Министр внутренних дел Польши Славой-Складовский позже признает: «Если б не пацификация, то в Западной Украине мы имели б вооруженное восстание, для подавления которого необходимы были бы пушки и дивизии солдат». Настолько «хорошо» была устроена жизнь украинского 6,5-миллионного меньшинства в Польше!

Зверства поляков в ходе «пацификации» возмутили даже их союзников в Европе. Как отметит Ллойд Джордж, «польские преследования в Восточной Галиции приняли такую жестокую форму, что под давлением английского общественного мнения перед Советом Лиги был поставлен вопрос о так называемом „умиротворении“ этой страны. Но докладчик Совета, японец, оттянул рассмотрение вопроса более чем на год (Польша впоследствии отблагодарит Японию, когда в Лиге Наций будут ставиться вопросы о японской агрессии и зверствах в Китае. — С. Л.), после чего была принята невразумительная резолюция, которая совершенно не меняла положения в Восточной Галиции и даже ухудшала его»[177].

Однако антипольские выступления не могла остановить никакая «пацификация». В июне 1932-го вспыхнуло Лисское восстание на Львовщине, в котором приняло участие 19 сел Лисского, Турковского, Сокальского и Добромильского поветов, всего около 30 000 человек. На подавление восстания польским правительством брошено 4000 солдат (3 пехотных полка, 4 кавэскадрона), 1500 полицейских, бронемашины, авиация.

В июле 1932-го произошло крестьянское восстание на Волыни, охватившее Ковельский, Любомльский, Сарненский и Луцкий поветы, а также южные поветы Полесского воеводства. Только на Ковельщине партизанами разгромлены полицейские участки в селах Нова Руда, Кайдановка, Бахов, Дубов и др. В августе 1932-го — забастовка 2600 рабочих коммунальных предприятий во Львове.
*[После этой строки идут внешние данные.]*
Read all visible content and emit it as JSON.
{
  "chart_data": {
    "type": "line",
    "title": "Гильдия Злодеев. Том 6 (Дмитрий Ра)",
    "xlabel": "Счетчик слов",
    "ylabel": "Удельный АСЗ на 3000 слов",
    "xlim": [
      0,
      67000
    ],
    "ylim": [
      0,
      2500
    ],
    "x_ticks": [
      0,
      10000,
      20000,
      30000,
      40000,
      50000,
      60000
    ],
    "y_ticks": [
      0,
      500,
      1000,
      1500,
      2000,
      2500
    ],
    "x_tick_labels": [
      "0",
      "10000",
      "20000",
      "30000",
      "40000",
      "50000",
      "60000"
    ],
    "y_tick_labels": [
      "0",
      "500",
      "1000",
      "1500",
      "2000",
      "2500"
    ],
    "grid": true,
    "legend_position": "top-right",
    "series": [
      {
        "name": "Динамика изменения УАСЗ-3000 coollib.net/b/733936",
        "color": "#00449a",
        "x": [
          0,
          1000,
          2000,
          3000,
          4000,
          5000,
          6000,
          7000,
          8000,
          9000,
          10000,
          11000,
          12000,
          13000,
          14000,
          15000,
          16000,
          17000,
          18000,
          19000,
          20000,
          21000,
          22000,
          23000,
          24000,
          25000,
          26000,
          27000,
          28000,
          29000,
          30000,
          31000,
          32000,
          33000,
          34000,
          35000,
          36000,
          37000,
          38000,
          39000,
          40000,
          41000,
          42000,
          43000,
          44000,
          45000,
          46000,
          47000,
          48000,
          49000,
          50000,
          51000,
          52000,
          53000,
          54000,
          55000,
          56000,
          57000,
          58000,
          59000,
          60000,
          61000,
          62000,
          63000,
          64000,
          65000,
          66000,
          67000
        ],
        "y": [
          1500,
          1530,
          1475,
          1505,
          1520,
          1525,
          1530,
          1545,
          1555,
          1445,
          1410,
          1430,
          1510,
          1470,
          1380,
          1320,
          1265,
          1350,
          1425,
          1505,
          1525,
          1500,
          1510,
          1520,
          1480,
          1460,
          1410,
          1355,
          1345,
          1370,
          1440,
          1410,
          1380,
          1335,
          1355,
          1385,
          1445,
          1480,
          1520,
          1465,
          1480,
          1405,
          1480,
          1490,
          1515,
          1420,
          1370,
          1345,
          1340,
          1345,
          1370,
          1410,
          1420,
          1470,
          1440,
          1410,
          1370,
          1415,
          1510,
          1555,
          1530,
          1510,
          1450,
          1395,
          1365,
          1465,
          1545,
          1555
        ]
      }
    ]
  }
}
В сентябре того же года — всеобщая стачка 16 000 рабочих нефтяной промышленности на Западной Украине.

В январе — феврале 1934-го — забастовка 80 000 крестьян Луцкого, Ковельского, Владимир-Волынского, Ровенского и Дубновского поветов.

Понимая, что ситуация выходит из-под контроля, но упорно не желая отказываться от политики силового подавления нацменьшинств, в 1934 году Польша официально отказалась от договора о национальных меньшинствах. Т. е. окончательно развязала себе руки. Варшава и до этого не особо утруждала себя исполнением взятых на себя обязательств, но время от времени ее «допекали» попреками насчет неисполнения договора, подписанного в 1919-м. Теперь Польша как бы лишала своих критиков формальных оснований для предъявления претензий, касающихся недопустимой политики по отношению к представителям непольских народов.

Денонсировав договор, поляки тут же взялись за организацию концлагеря в Березе-Картузской (ныне г. Береза, Брестская обл.), который и был создан в 1934 году. Концлагерь представлял собой место внесудебного интернирования противников правящего режима. С 1934-го по 1939 годы в нем содержались по обвинению в «антигосударственной деятельности» коммунисты, евреи, украинцы, белорусы, поляки и др.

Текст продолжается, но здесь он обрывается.